Our “Forest of Plinths” realisation.
An exciting opportunity to revamp an old concrete patch.
In June, before finishing the academic year, I, Toni and Alice teamed-up to put forward a proposal for a live brief competition. The brief was set-up by the Cardiff School of Education as they wanted to transform an unused concrete patch on their Cyncoed Campus.
The concrete patch is located nearby a forest that is used for outdoor learning activities with the CSE students and children from local primary schools. They wanted to utilise the previously unused space as play and storage area for the kids and their finds and creations from the forest, as well as seminar space for the university students.
After few visit to the concrete patch as well as the forest area, we felt strongly about bringing certain elements and feelings from the forest to the exposed concrete patch.
The two locations couldn’t be more different, with uncovered and exposed area with carpark, walkways and stairs all around, and the covered, enclosed and safe space protected by the trees.
We particularly liked the few log circles in the forest, and a small bridge, leaning over a tiny stream. They represented a common theme for us, about collaboration, enclosure and bridging over ideas and people.
We wanted to bring over these themes we found in the forest, onto the empty patch.
The hard work creating the proposal haven’t actually prepared us for the actual realisation, after our idea won.
Tight time limitations, as well as money, materials and physics meant our plans had significantly changed, and we had to respond to problems swiftly.
Biggest changes happened when we had to draw the design in Illustrator for the CNC for cutting. Realistically it had to fit onto the number of plywood sheets we had budget for – this reduced the number of the plinths from 25 to 13, and scaled the area they take up on the tiles by half. Structural and locking mechanisms had to be designed.
After hard thinking, with the essential help of Olivia, Morgan expertly drew the design in Rhino and transferred to Illustrator, ready for CNC cutting.
Lengthly sanding, glueing, sanding again for safety precautions and then painting and varnishing for number of coats.
While living with the plinths for few good days, if not weeks, we discovered number of advantages:
1. They are actually very comfortable to sit on.
2. They are rather spacious, so you can hide many things in them.
3. The lid is a perfect shield.
4. The locking stick is a perfect sword.
5. Upside down they look like castles.
6. They are a cool, but rather heavy helmets.
We produced number of ceramic tiles to lay over 2 of the plinth tops.
Scanned children’s drawings, which were then processed in Illustrator, were laser etched onto number of them.
However, due to our lack of experience in surface decoration with oxide washes, the final result after firing them to 1240C for weather proofing wasn’t satisfactory enough for us to put them onto the plinths.
We would really like to place some ceramics onto the plinths, or into the space. Making the tiles with the kids would have better effect and be more fun, as the laser etched patterns will never be visible clearly enough.
Painting the floor tiles itself, was a good compromise to the lesser amount of plinths filling the empty space.

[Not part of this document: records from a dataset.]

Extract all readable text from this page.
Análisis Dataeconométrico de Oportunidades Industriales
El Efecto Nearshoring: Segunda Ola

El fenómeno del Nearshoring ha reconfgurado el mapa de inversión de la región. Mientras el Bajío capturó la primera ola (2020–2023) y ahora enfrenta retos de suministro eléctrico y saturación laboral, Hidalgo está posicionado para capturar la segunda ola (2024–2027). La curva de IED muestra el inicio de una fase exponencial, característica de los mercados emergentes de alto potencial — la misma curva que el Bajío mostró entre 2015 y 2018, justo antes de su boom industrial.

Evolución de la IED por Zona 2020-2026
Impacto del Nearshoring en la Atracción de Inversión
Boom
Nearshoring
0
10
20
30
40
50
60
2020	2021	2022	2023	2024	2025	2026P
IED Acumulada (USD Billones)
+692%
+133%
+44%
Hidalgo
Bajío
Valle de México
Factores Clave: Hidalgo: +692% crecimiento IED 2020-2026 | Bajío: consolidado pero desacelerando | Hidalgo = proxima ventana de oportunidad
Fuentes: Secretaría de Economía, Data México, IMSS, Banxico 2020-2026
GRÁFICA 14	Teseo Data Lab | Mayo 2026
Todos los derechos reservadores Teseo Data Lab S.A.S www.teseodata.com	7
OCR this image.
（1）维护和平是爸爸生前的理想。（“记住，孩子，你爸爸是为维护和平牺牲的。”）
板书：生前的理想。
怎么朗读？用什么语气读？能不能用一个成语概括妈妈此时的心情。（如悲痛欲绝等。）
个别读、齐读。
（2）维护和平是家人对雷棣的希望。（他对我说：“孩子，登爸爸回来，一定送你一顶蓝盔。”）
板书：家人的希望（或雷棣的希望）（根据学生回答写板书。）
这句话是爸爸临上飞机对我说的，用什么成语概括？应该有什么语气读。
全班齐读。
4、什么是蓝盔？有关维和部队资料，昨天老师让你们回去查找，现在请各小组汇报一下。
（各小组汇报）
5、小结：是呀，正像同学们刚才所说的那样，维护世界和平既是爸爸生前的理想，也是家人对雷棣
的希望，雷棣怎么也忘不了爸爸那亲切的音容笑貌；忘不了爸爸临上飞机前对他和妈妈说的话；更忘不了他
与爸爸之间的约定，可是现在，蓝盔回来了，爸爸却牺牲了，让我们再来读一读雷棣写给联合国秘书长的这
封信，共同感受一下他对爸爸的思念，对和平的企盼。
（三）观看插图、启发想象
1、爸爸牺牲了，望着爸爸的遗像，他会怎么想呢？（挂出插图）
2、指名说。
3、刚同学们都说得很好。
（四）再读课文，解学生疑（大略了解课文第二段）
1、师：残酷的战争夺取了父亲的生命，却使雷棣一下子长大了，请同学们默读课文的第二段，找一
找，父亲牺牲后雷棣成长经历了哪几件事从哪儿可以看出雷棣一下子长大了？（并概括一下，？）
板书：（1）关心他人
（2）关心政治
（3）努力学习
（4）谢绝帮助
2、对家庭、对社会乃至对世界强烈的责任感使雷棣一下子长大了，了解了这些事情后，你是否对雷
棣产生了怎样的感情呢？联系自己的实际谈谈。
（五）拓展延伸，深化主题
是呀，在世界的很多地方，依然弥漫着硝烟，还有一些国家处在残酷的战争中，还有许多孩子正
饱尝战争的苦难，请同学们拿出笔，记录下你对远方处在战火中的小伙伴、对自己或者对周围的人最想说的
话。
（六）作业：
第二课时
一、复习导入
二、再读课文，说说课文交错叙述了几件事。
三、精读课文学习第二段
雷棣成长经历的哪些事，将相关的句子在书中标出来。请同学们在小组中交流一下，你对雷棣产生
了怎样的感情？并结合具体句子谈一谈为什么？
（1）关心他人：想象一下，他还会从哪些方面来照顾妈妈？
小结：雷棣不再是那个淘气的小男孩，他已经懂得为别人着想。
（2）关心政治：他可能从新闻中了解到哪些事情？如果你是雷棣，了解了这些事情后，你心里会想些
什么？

We collaborated with two great 3rd year BA Illustration students, filling number of the tiles with deliciously bright colours and cute insect (and a snake) designs.
This was such an enriching collaboration between different students and staff from CSAD and CSE, Cyncoed Campus and Llandaff Campus. Between wood and clay, concrete and paint, machine and hand, nature and man.
Being part of a close group of people and working on a live project, from abstract proposal to real realisation was tremendously helpful in learning how a real project comes alive.
From networking, sharing ideas and working together; to use of software and hardware to produce something, but also to overcome number of arising problems.
Working on this project, I definitely acquired at least some confidence in using wood, but also in manipulation of other materials, to incorporate into my ceramic practice and BA course. In my new brief for Level 5, I now want to incorporate wood, furniture and design processes, and let them enrich my ceramic practice. I also acquired a sense that I should really treat every brief as live, more direct and outcome focused brief, especially coming closer to my 3rd year. Or at least search for optional live briefs, as exploration and experimentation is still important, but finalising something is rather rewarding.